Film tells story of Aboriginal youth who helped build Yukon bike trails

Two years ago, Kelly Milner had never made a film. Now, her documentary about Carcross's renowned mountain-bike trails, and the Aboriginal youth who helped build them, is headed to the Banff Mountain Film Festival.

Kelly Milner's 'Shift' tells story of aboriginal youth who built Carcross's renowned biking trails

'Everytime people watch this film, they say, 'It’s just so beautifully shot,'' Milner said, giving credit to director of photography Dave Hamelin. (Shot in the Dark)

Yukoner Kelly Milner is still gobsmacked by the news this week — her short documentary film, the first she's ever made, will be screened at a high-profile festival this fall and may end up touring the world.

'It kind of seems like a dream,' says Kelly Milner, a Yukon filmmaker, whose first film is heading to the Banff Mountain Film Festival next month. (Archbould Photography/Shot in the Dark)
"I'm still not sure that I've come down from it, in terms of realizing what we've been able to achieve with the film, and the story," she said. 

"It kind of seems like a dream." 

The film, Shift, tells the story of a group of Aboriginal youth in Carcross, Yukon, who spent years helping build what have become world-renowned mountain biking trails. So renowned, in fact, that they'll be visited next week by the Duke and Duchess of Cambridge.

"This is a film about mountain biking, but it's also about something much bigger," Milner said.

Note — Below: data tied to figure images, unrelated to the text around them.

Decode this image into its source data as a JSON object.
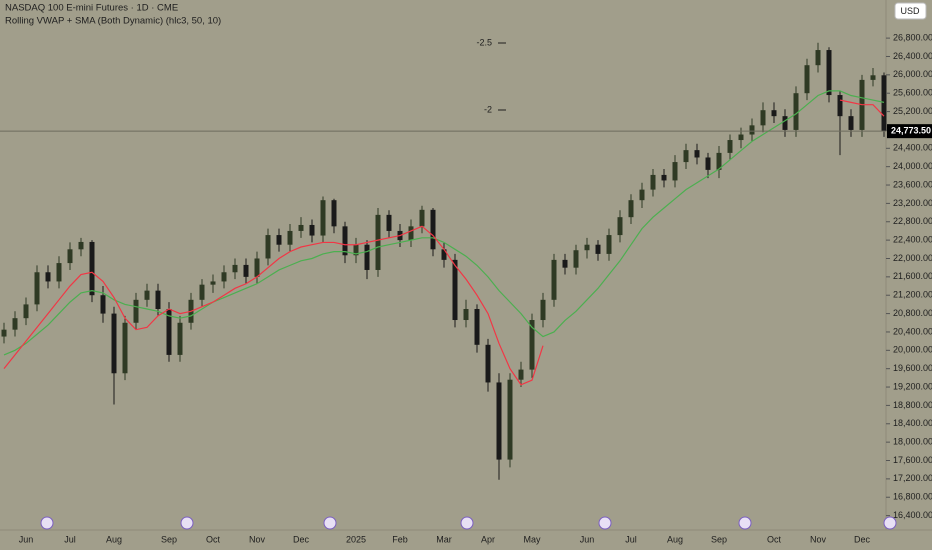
{
  "chart_data": {
    "type": "candlestick",
    "title": "NASDAQ 100 E-mini Futures · 1D · CME",
    "subtitle": "Rolling VWAP + SMA (Both Dynamic) (hlc3, 50, 10)",
    "currency": "USD",
    "annotations": [
      "-2.5",
      "-2"
    ],
    "categories": [
      null,
      null,
      "Jun",
      null,
      null,
      null,
      "Jul",
      null,
      null,
      null,
      "Aug",
      null,
      null,
      null,
      null,
      "Sep",
      null,
      null,
      null,
      "Oct",
      null,
      null,
      null,
      "Nov",
      null,
      null,
      null,
      "Dec",
      null,
      null,
      null,
      null,
      "2025",
      null,
      null,
      null,
      "Feb",
      null,
      null,
      null,
      "Mar",
      null,
      null,
      null,
      "Apr",
      null,
      null,
      null,
      "May",
      null,
      null,
      null,
      null,
      "Jun",
      null,
      null,
      null,
      "Jul",
      null,
      null,
      null,
      "Aug",
      null,
      null,
      null,
      "Sep",
      null,
      null,
      null,
      null,
      "Oct",
      null,
      null,
      null,
      "Nov",
      null,
      null,
      null,
      "Dec",
      null,
      null
    ],
    "open": [
      20300,
      20450,
      20700,
      21000,
      21700,
      21500,
      21900,
      22200,
      22360,
      21200,
      20800,
      19500,
      20600,
      21100,
      21300,
      20900,
      19900,
      20600,
      21100,
      21430,
      21500,
      21700,
      21860,
      21600,
      22000,
      22510,
      22300,
      22600,
      22730,
      22500,
      23270,
      22700,
      22070,
      22300,
      21750,
      22950,
      22600,
      22400,
      22700,
      23060,
      22200,
      21970,
      20660,
      20900,
      20120,
      19300,
      17620,
      19360,
      19580,
      20660,
      21100,
      21970,
      21800,
      22180,
      22300,
      22100,
      22510,
      22900,
      23270,
      23500,
      23820,
      23700,
      24100,
      24360,
      24200,
      23930,
      24300,
      24580,
      24700,
      24900,
      25230,
      25100,
      24800,
      25600,
      26210,
      26540,
      25560,
      25100,
      24800,
      25890,
      25990
    ],
    "high": [
      20600,
      20850,
      21150,
      21850,
      21850,
      22050,
      22350,
      22450,
      22400,
      21400,
      20950,
      20750,
      21250,
      21450,
      21450,
      21050,
      20750,
      21250,
      21550,
      21650,
      21850,
      22000,
      22000,
      22150,
      22650,
      22650,
      22750,
      22900,
      22850,
      23350,
      23300,
      22800,
      22450,
      22400,
      23100,
      23050,
      22750,
      22850,
      23150,
      23100,
      22350,
      22100,
      21100,
      21000,
      20250,
      19500,
      19500,
      19750,
      20800,
      21250,
      22100,
      22100,
      22300,
      22450,
      22400,
      22650,
      23050,
      23400,
      23650,
      23950,
      23950,
      24250,
      24500,
      24500,
      24300,
      24450,
      24700,
      24850,
      25050,
      25400,
      25400,
      25250,
      25750,
      26350,
      26700,
      26600,
      25650,
      25250,
      26000,
      26150,
      26050
    ],
    "low": [
      20150,
      20300,
      20550,
      20850,
      21350,
      21350,
      21750,
      22050,
      21050,
      20600,
      18820,
      19350,
      20450,
      20950,
      20750,
      19750,
      19750,
      20450,
      20950,
      21250,
      21350,
      21550,
      21450,
      21450,
      21850,
      22150,
      22150,
      22450,
      22350,
      22350,
      22550,
      21900,
      21900,
      21550,
      21600,
      22450,
      22250,
      22250,
      22550,
      22050,
      21800,
      20500,
      20500,
      19950,
      19100,
      17180,
      17450,
      19200,
      19400,
      20500,
      20950,
      21650,
      21650,
      22000,
      21950,
      21950,
      22350,
      22750,
      23100,
      23350,
      23550,
      23550,
      23950,
      24050,
      23750,
      23750,
      24150,
      24400,
      24550,
      24750,
      24950,
      24650,
      24650,
      25450,
      26050,
      25400,
      24250,
      24650,
      24650,
      25750,
      24650
    ],
    "close": [
      20450,
      20700,
      21000,
      21700,
      21500,
      21900,
      22200,
      22360,
      21200,
      20800,
      19500,
      20600,
      21100,
      21300,
      20900,
      19900,
      20600,
      21100,
      21430,
      21500,
      21700,
      21860,
      21600,
      22000,
      22510,
      22300,
      22600,
      22730,
      22500,
      23270,
      22700,
      22070,
      22300,
      21750,
      22950,
      22600,
      22400,
      22700,
      23060,
      22200,
      21970,
      20660,
      20900,
      20120,
      19300,
      17620,
      19360,
      19580,
      20660,
      21100,
      21970,
      21800,
      22180,
      22300,
      22100,
      22510,
      22900,
      23270,
      23500,
      23820,
      23700,
      24100,
      24360,
      24200,
      23930,
      24300,
      24580,
      24700,
      24900,
      25230,
      25100,
      24800,
      25600,
      26210,
      26540,
      25560,
      25100,
      24800,
      25890,
      25990,
      24773.5
    ],
    "up_color": "#2f3a24",
    "down_color": "#1a1a1a",
    "lines": [
      {
        "color": "#4caf50",
        "values": [
          19900,
          20000,
          20150,
          20350,
          20550,
          20800,
          21050,
          21250,
          21300,
          21250,
          21100,
          21000,
          20950,
          20900,
          20850,
          20750,
          20700,
          20750,
          20900,
          21050,
          21150,
          21250,
          21350,
          21450,
          21600,
          21750,
          21850,
          21950,
          22000,
          22100,
          22150,
          22150,
          22100,
          22150,
          22250,
          22300,
          22350,
          22400,
          22450,
          22450,
          22350,
          22200,
          22050,
          21850,
          21600,
          21300,
          21050,
          20800,
          20500,
          20300,
          20400,
          20650,
          20850,
          21100,
          21350,
          21650,
          21950,
          22300,
          22650,
          22900,
          23100,
          23300,
          23500,
          23650,
          23800,
          23950,
          24150,
          24350,
          24550,
          24700,
          24850,
          25000,
          25150,
          25350,
          25550,
          25650,
          25650,
          25550,
          25500,
          25450,
          25400
        ]
      },
      {
        "color": "#f23645",
        "values": [
          19600,
          19900,
          20200,
          20500,
          20800,
          21100,
          21400,
          21650,
          21700,
          21500,
          21150,
          20700,
          20450,
          20500,
          20750,
          20900,
          20800,
          20850,
          20950,
          21050,
          21200,
          21350,
          21450,
          21600,
          21800,
          22000,
          22150,
          22250,
          22300,
          22350,
          22350,
          22300,
          22300,
          22350,
          22400,
          22450,
          22500,
          22600,
          22700,
          22500,
          22200,
          21850,
          21550,
          21200,
          20800,
          20150,
          19600,
          19250,
          19350,
          20100,
          null,
          null,
          null,
          null,
          null,
          null,
          null,
          null,
          null,
          null,
          null,
          null,
          null,
          null,
          null,
          null,
          null,
          null,
          null,
          null,
          null,
          null,
          null,
          null,
          null,
          null,
          25450,
          25400,
          25350,
          25350,
          25100
        ]
      }
    ],
    "last_price": {
      "value": 24773.5,
      "label": "24,773.50"
    },
    "ylim": [
      16130,
      27630
    ],
    "yticks": [
      {
        "value": 16400,
        "label": "16,400.00"
      },
      {
        "value": 16800,
        "label": "16,800.00"
      },
      {
        "value": 17200,
        "label": "17,200.00"
      },
      {
        "value": 17600,
        "label": "17,600.00"
      },
      {
        "value": 18000,
        "label": "18,000.00"
      },
      {
        "value": 18400,
        "label": "18,400.00"
      },
      {
        "value": 18800,
        "label": "18,800.00"
      },
      {
        "value": 19200,
        "label": "19,200.00"
      },
      {
        "value": 19600,
        "label": "19,600.00"
      },
      {
        "value": 20000,
        "label": "20,000.00"
      },
      {
        "value": 20400,
        "label": "20,400.00"
      },
      {
        "value": 20800,
        "label": "20,800.00"
      },
      {
        "value": 21200,
        "label": "21,200.00"
      },
      {
        "value": 21600,
        "label": "21,600.00"
      },
      {
        "value": 22000,
        "label": "22,000.00"
      },
      {
        "value": 22400,
        "label": "22,400.00"
      },
      {
        "value": 22800,
        "label": "22,800.00"
      },
      {
        "value": 23200,
        "label": "23,200.00"
      },
      {
        "value": 23600,
        "label": "23,600.00"
      },
      {
        "value": 24000,
        "label": "24,000.00"
      },
      {
        "value": 24400,
        "label": "24,400.00"
      },
      {
        "value": 24800,
        "label": "24,800.00"
      },
      {
        "value": 25200,
        "label": "25,200.00"
      },
      {
        "value": 25600,
        "label": "25,600.00"
      },
      {
        "value": 26000,
        "label": "26,000.00"
      },
      {
        "value": 26400,
        "label": "26,400.00"
      },
      {
        "value": 26800,
        "label": "26,800.00"
      }
    ]
  }
}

In November, it will be screened at the Banff Mountain Film Festival, and could become part of the touring festival, which is screened around the world. 

'Icing on the cake'

The film shows the positive impact the project had on the young people, giving them a sense of purpose and responsibility.

"To see that recognized and to be able to screen it at an event like [the Banff Mountain Film Festival], is really special for me," Milner said.

The young people, with the support of their First Nation, spent years converting historic trails into a major tourist destination. (Derek Crowe)

"I was really getting tired of watching people skiing, or biking, or whatever — great, wonderful shots — but where's the story?"

Milner calls the festival "the total icing on the cake" of what's become an amazing, and in some ways, unexpected journey for her. Two years ago, she had never made a film, and didn't even know where to begin.

"To be able to set something that seems like such a lofty goal, and now to be there, is pretty special."